While the coronavirus pandemic has put the retirement security of all Americans at risk, there are actions they can take to put themselves in a better position, retirement plan experts say.
Catherine Collinson, chief executive officer and president of the Transamerica Institute, says the first thing people should do is formulate a financial strategy for retirement that takes into account their whole financial picture and all sources of retirement income.
The second thing they should do is ensure they have an emergency savings fund to cover their expenses for six months to a year, Collinson says. Americans seem to be embracing this fact, as a recent survey Transamerica conducted identified emergency savings as the top financial concern of respondents.
“Other things that individuals should be doing, which transcend the current crisis, is to become savvy about finances and saving and investment for retirement,” Collinson says. “Many people don’t know as much as they should about retirement and investment. There is no time like the present to learn.”
Industry authorities agree that understanding even some of the nuances and technical complexities that underpin retirement investing can make a big difference over the long run. Collinson says people don’t need to become experts—but they should be asking good questions and working with someone who is an expert.
“Most are not using a financial adviser,” she says. “It’s an untapped opportunity.”
Chad Parks, founder and chief executive officer of Ubiquity Retirement + Savings, says people should make sure their investments are properly allocated for their age and risk tolerance.
Those who are fortunate enough to still be employed should make additional contributions to their retirement plan, says Kalimah Brown, vice president at TD Wealth. She agrees with Collinson that people who lack an adviser should use calculators and tools to best figure out a financial plan.
Jeanne Fisher, Certified Financial Planner (CFP) Board ambassador, implores people not to tap into their retirement savings accounts if at all possible.
Fisher worries that the current recession will affect older workers more than their younger counterparts, especially because the coronavirus is more prevalent and deadly among those 65 and older.
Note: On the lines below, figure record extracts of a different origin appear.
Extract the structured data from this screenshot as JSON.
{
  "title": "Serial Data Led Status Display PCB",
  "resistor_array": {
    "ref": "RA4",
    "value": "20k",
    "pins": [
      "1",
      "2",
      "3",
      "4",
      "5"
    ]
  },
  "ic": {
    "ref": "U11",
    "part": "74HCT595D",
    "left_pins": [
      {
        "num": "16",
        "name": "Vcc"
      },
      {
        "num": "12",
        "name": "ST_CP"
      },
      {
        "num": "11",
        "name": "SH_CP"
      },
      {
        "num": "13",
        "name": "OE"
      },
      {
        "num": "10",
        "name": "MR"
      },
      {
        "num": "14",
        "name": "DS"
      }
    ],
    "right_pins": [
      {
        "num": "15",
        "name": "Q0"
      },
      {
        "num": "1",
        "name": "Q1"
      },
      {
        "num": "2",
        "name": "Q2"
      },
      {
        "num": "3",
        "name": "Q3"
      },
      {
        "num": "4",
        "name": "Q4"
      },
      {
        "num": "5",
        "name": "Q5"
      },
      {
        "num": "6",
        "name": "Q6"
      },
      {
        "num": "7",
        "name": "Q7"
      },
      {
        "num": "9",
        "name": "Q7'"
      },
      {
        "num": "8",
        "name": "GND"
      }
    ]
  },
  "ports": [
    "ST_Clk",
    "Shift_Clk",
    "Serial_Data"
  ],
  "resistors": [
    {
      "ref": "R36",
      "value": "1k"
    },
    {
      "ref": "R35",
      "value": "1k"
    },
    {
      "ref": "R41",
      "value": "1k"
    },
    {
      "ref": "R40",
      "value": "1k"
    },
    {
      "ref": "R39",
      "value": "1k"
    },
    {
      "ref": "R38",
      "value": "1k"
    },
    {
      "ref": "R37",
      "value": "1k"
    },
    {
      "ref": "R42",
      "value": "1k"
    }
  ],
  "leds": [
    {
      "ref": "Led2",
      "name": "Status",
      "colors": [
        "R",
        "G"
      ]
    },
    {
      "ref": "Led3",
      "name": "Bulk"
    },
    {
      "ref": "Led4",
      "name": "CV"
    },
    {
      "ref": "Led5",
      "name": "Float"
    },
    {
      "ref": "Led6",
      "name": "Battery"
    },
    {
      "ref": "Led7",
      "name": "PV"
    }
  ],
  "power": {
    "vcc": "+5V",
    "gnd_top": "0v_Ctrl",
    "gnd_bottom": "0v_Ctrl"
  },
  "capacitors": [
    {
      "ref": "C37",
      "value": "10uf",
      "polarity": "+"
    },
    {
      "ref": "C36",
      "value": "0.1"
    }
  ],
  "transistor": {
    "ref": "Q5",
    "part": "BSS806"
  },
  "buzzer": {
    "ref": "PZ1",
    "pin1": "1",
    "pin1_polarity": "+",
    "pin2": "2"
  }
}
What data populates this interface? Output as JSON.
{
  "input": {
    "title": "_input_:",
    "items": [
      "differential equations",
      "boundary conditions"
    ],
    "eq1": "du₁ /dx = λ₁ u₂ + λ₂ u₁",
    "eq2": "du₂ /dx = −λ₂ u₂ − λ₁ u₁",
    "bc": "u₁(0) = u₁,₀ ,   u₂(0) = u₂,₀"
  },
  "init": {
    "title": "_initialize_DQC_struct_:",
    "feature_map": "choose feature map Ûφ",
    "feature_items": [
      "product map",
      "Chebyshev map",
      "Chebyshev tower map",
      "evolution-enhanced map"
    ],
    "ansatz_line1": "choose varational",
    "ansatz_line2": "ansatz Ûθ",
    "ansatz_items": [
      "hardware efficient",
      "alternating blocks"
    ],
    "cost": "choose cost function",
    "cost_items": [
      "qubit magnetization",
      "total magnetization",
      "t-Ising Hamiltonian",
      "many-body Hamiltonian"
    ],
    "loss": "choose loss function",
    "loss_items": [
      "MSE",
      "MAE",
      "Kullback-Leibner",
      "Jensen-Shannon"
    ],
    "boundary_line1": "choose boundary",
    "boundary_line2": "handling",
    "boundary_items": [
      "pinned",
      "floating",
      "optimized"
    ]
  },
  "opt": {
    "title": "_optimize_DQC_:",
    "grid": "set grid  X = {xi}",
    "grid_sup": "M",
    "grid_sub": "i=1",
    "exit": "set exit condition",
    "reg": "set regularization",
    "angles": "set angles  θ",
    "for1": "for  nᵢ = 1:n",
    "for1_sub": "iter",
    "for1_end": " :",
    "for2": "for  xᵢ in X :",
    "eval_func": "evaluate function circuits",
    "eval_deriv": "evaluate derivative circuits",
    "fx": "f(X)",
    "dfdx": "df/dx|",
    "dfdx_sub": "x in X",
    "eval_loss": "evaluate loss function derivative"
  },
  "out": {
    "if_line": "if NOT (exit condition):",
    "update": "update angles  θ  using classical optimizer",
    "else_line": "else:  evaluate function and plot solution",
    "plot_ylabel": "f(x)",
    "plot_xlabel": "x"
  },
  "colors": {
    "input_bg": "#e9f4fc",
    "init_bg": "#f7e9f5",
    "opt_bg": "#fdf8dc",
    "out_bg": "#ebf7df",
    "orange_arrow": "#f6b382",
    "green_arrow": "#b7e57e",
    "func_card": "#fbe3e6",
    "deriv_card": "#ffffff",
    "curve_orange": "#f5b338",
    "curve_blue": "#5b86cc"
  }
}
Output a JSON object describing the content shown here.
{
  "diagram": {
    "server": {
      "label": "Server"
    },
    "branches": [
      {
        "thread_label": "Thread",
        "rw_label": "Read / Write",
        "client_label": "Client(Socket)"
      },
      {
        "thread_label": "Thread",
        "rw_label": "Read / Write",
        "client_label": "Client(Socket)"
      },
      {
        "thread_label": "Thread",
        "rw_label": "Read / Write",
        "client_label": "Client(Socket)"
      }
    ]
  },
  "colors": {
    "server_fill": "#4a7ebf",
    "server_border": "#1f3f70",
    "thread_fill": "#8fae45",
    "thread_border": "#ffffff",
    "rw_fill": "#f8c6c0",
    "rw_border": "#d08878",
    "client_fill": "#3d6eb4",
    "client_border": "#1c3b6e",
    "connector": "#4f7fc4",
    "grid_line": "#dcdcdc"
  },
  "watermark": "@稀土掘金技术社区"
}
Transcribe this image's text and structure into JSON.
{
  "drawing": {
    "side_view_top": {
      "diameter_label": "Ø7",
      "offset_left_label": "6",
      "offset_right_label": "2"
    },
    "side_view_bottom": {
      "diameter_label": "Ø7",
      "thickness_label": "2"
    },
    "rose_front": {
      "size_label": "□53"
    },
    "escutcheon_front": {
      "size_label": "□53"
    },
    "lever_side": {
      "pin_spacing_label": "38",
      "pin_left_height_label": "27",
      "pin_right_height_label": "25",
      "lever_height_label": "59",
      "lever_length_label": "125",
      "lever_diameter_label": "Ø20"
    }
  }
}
She says she hopes the government will respond by subsidizing some of the income of older Americans who have lost their jobs.
Harry Dalessio, head of institutional retirement plan services at Prudential Retirement, says he hopes that “as we come out of this crisis, sponsors and advisers will realize that the missing piece for retirement plans is creating a paycheck that will last through people’s retirement.”
As the coronavirus exposed the fact that many people do not have an emergency savings fund, Dalessio says he also hopes that more employers will offer “holistic financial wellness programs—covering budgeting, emergency savings and debt management counseling. All of that needs to come into play for a holistic experience.”